A source told Low: “It had a much milder version. The debate was, do you rise entirely above it and offer the olive branch of [Harry and Meghan being] ‘much loved members of the family’? Or is there some moment when you have to intervene and offer a view?”

William and Kate apparently said they wanted the draft statement “toughened up a bit,” to show “that the institution did not accept a lot of what had been said.”

The source says William said to the team: “It is really important that you guys come up with the right way of making sure that we are saying that this does not stand.”

The source said Kate was “right behind” her husband on the point.

Low says the phrase “recollections may vary” is said by some to be the work of Charles’ private secretary, Clive Alderton, but Low says it was authored by Jean-Christophe Gray, William’s then-new private secretary. (The Daily Beast has heard from an impeccable source that the phrase was the work of the queen’s then-press secretary, Donal McCabe.)

Low says that “at least two senior officials in other households were against its inclusion, because they feared that it would rile Harry and Meghan. But once the phrase had been added to the draft, it was—according to another source—the Duchess of Cambridge who pressed home the argument that it should remain.”

She is playing the long game. She has always got her eye on, ‘This is my life and my historic path and I am going to be the Queen one day.’
Royal source

He cites a source as saying that Kate said: “History will judge this statement and unless this phrase or a phrase like it is included, everything that they have said will be taken as true.”

The source said of Kate: “She does not get as much credit as she should, because she is so subtle about it. She is playing the long game. She has always got her eye on, ‘This is my life and my historic path and I am going to be the Queen one day.’”

Low says that the “toughened-up draft” was approved within hours by the queen and promptly issued.

In another section of the book, Low gives fascinating insight into the complex workings of the family dynamic.

He cites a former courtier as saying, “If you are in government, it is about policy. But this is family. There’s no policy. It’s all emotionally managed. All the infighting and maneuvering—at the heart of it, it is this dysfunctional family that, rather than communicating with each other, can communicate down through their courtiers, which empowers and reinforces this bad behavior, whether it’s sanctioned or not.”

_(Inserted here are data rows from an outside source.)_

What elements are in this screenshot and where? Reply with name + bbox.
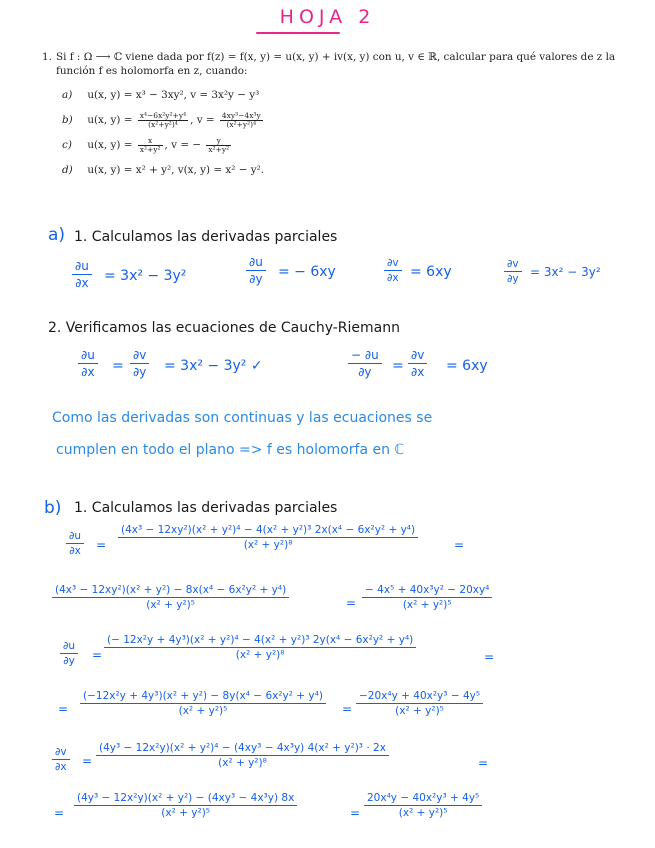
fraction-den: (x² + y²)⁵ <box>395 705 444 717</box>
deriv-num: ∂u <box>246 255 266 271</box>
problem-statement <box>42 50 632 184</box>
uy-eq-3: = <box>58 702 69 716</box>
lhs-num: ∂v <box>52 746 70 760</box>
ux-eq-1: = <box>96 538 107 552</box>
u-denominator: x²+y² <box>139 144 161 154</box>
item-v-prefix: , v = <box>190 114 215 126</box>
u-denominator: (x²+y²)⁴ <box>148 119 178 129</box>
cr2-right <box>408 348 427 379</box>
problem-item-b <box>62 109 632 134</box>
cr1-value: = 3x² − 3y² ✓ <box>164 358 263 374</box>
fraction-den: (x² + y²)⁵ <box>161 807 211 819</box>
ux-step3 <box>362 584 492 611</box>
deriv-vy <box>504 258 522 285</box>
cr2-left <box>348 348 382 379</box>
vx-eq-3: = <box>54 806 65 820</box>
cr1-left <box>78 348 98 379</box>
vx-step1 <box>96 742 389 769</box>
fraction-den: (x² + y²)⁸ <box>243 539 293 551</box>
conclusion-line-2: cumplen en todo el plano => f es holomorfa en ℂ <box>56 442 405 458</box>
fraction-den: (x² + y²)⁵ <box>398 807 448 819</box>
item-u: u(x, y) = x³ − 3xy², <box>87 89 187 101</box>
u-fraction <box>138 137 163 154</box>
cr1-eq: = <box>112 358 124 374</box>
solution-a-label: a) <box>48 225 66 245</box>
u-numerator: x⁴−6x²y²+y⁴ <box>139 110 187 120</box>
fraction-den: (x² + y²)⁸ <box>235 649 285 661</box>
ux-lhs <box>66 530 84 557</box>
lhs-den: ∂x <box>55 761 67 773</box>
vx-eq-4: = <box>350 806 361 820</box>
solution-a-step1: 1. Calculamos las derivadas parciales <box>74 229 338 245</box>
fraction-den: (x² + y²)⁵ <box>146 599 195 611</box>
cr-den: ∂y <box>133 365 147 379</box>
cr2-eq: = <box>392 358 404 374</box>
item-u-prefix: u(x, y) = <box>87 114 133 126</box>
uy-step2 <box>80 690 326 717</box>
ux-eq-2: = <box>454 538 465 552</box>
fraction-num: − 4x⁵ + 40x³y² − 20xy⁴ <box>362 584 492 598</box>
ux-step1 <box>118 524 418 551</box>
solution-a-step2: 2. Verificamos las ecuaciones de Cauchy-Riemann <box>48 320 400 336</box>
problem-item-a <box>62 84 632 109</box>
conclusion-line-1: Como las derivadas son continuas y las ecuaciones se <box>52 410 433 426</box>
cr-num: ∂v <box>408 348 427 364</box>
fraction-num: (−12x²y + 4y³)(x² + y²) − 8y(x⁴ − 6x²y² + y⁴) <box>80 690 326 704</box>
fraction-den: (x² + y²)⁸ <box>218 757 267 769</box>
deriv-num: ∂u <box>72 259 92 275</box>
fraction-num: (4y³ − 12x²y)(x² + y²) − (4xy³ − 4x³y) 8x <box>74 792 297 806</box>
v-fraction <box>220 112 263 129</box>
fraction-num: (4x³ − 12xy²)(x² + y²)⁴ − 4(x² + y²)³ 2x(x⁴ − 6x²y² + y⁴) <box>118 524 418 538</box>
deriv-ux-value: = 3x² − 3y² <box>104 268 187 284</box>
item-label: b) <box>62 114 73 126</box>
deriv-den: ∂y <box>507 273 519 285</box>
item-label: d) <box>62 164 73 176</box>
fraction-num: (4y³ − 12x²y)(x² + y²)⁴ − (4xy³ − 4x³y) 4(x² + y²)³ · 2x <box>96 742 389 756</box>
deriv-num: ∂v <box>504 258 522 272</box>
fraction-num: (− 12x²y + 4y³)(x² + y²)⁴ − 4(x² + y²)³ 2y(x⁴ − 6x²y² + y⁴) <box>104 634 416 648</box>
problem-item-c <box>62 134 632 159</box>
lhs-den: ∂x <box>69 545 81 557</box>
deriv-uy <box>246 255 266 286</box>
v-denominator: x²+y² <box>208 144 230 154</box>
item-u: u(x, y) = x² + y², v(x, y) = x² − y². <box>87 164 265 176</box>
lhs-den: ∂y <box>63 655 75 667</box>
uy-lhs <box>60 640 78 667</box>
solution-b-label: b) <box>44 498 62 518</box>
fraction-num: (4x³ − 12xy²)(x² + y²) − 8x(x⁴ − 6x²y² + y⁴) <box>52 584 289 598</box>
deriv-vx-value: = 6xy <box>410 264 452 280</box>
cr-den: ∂x <box>81 365 95 379</box>
vx-lhs <box>52 746 70 773</box>
uy-eq-4: = <box>342 702 353 716</box>
v-numerator: 4xy³−4x³y <box>221 110 261 120</box>
problem-text: Si f : Ω ⟶ ℂ viene dada por f(z) = f(x, y) = u(x, y) + iv(x, y) con u, v ∈ ℝ, calcular para qué valores de z la función f es holomorfa en z, cuando: <box>56 51 616 77</box>
fraction-num: 20x⁴y − 40x²y³ + 4y⁵ <box>364 792 482 806</box>
item-v-prefix: , v = − <box>164 139 202 151</box>
solution-b-step1: 1. Calculamos las derivadas parciales <box>74 500 338 516</box>
v-fraction <box>206 137 231 154</box>
page-title: HOJA 2 <box>279 6 376 28</box>
cr-den: ∂x <box>411 365 425 379</box>
vx-eq-2: = <box>478 756 489 770</box>
deriv-vx <box>384 257 402 284</box>
cr-num: ∂v <box>130 348 149 364</box>
lhs-num: ∂u <box>60 640 78 654</box>
uy-eq-2: = <box>484 650 495 664</box>
vx-eq-1: = <box>82 754 93 768</box>
item-u-prefix: u(x, y) = <box>87 139 133 151</box>
item-label: a) <box>62 89 73 101</box>
deriv-uy-value: = − 6xy <box>278 264 336 280</box>
deriv-ux <box>72 259 92 290</box>
fraction-den: (x² + y²)⁵ <box>402 599 452 611</box>
ux-eq-3: = <box>346 596 357 610</box>
item-v: v = 3x²y − y³ <box>190 89 260 101</box>
vx-step3 <box>364 792 482 819</box>
v-denominator: (x²+y²)⁴ <box>226 119 257 129</box>
cr2-value: = 6xy <box>446 358 488 374</box>
deriv-vy-value: = 3x² − 3y² <box>530 265 601 279</box>
item-label: c) <box>62 139 72 151</box>
cr1-right <box>130 348 149 379</box>
problem-items <box>62 84 632 184</box>
deriv-den: ∂y <box>249 272 263 286</box>
cr-num: ∂u <box>78 348 98 364</box>
problem-item-d <box>62 159 632 184</box>
uy-step1 <box>104 634 416 661</box>
vx-step2 <box>74 792 297 819</box>
ux-step2 <box>52 584 289 611</box>
problem-number: 1. <box>42 51 52 63</box>
deriv-den: ∂x <box>387 272 399 284</box>
u-numerator: x <box>138 137 163 146</box>
lhs-num: ∂u <box>66 530 84 544</box>
fraction-num: −20x⁴y + 40x²y³ − 4y⁵ <box>356 690 483 704</box>
u-fraction <box>138 112 188 129</box>
fraction-den: (x² + y²)⁵ <box>178 705 228 717</box>
deriv-num: ∂v <box>384 257 402 271</box>
uy-step3 <box>356 690 483 717</box>
cr-num: − ∂u <box>348 348 382 364</box>
v-numerator: y <box>206 137 231 146</box>
title-underline <box>256 32 340 34</box>
uy-eq-1: = <box>92 648 103 662</box>
cr-den: ∂y <box>358 365 372 379</box>
deriv-den: ∂x <box>75 276 89 290</box>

In April, respected royal chronicler Robert Jobson claimed in his new book, Our Kingextracted in the Daily Mail—that the Windsor walkabout undertaken by Prince William, Kate Middleton, Prince Harry, and Meghan Markle was an “illusion” of togetherness, which Middleton considered “one of the hardest things she’d ever had to do,” given the “ill feeling” between the two couples.

It had been William’s idea to project an image of unity, but Jobson writes: “Catherine later admitted to a senior royal that, such was the ill feeling between the two couples, the joint walkabout was one of the hardest things she'd ever had to do.”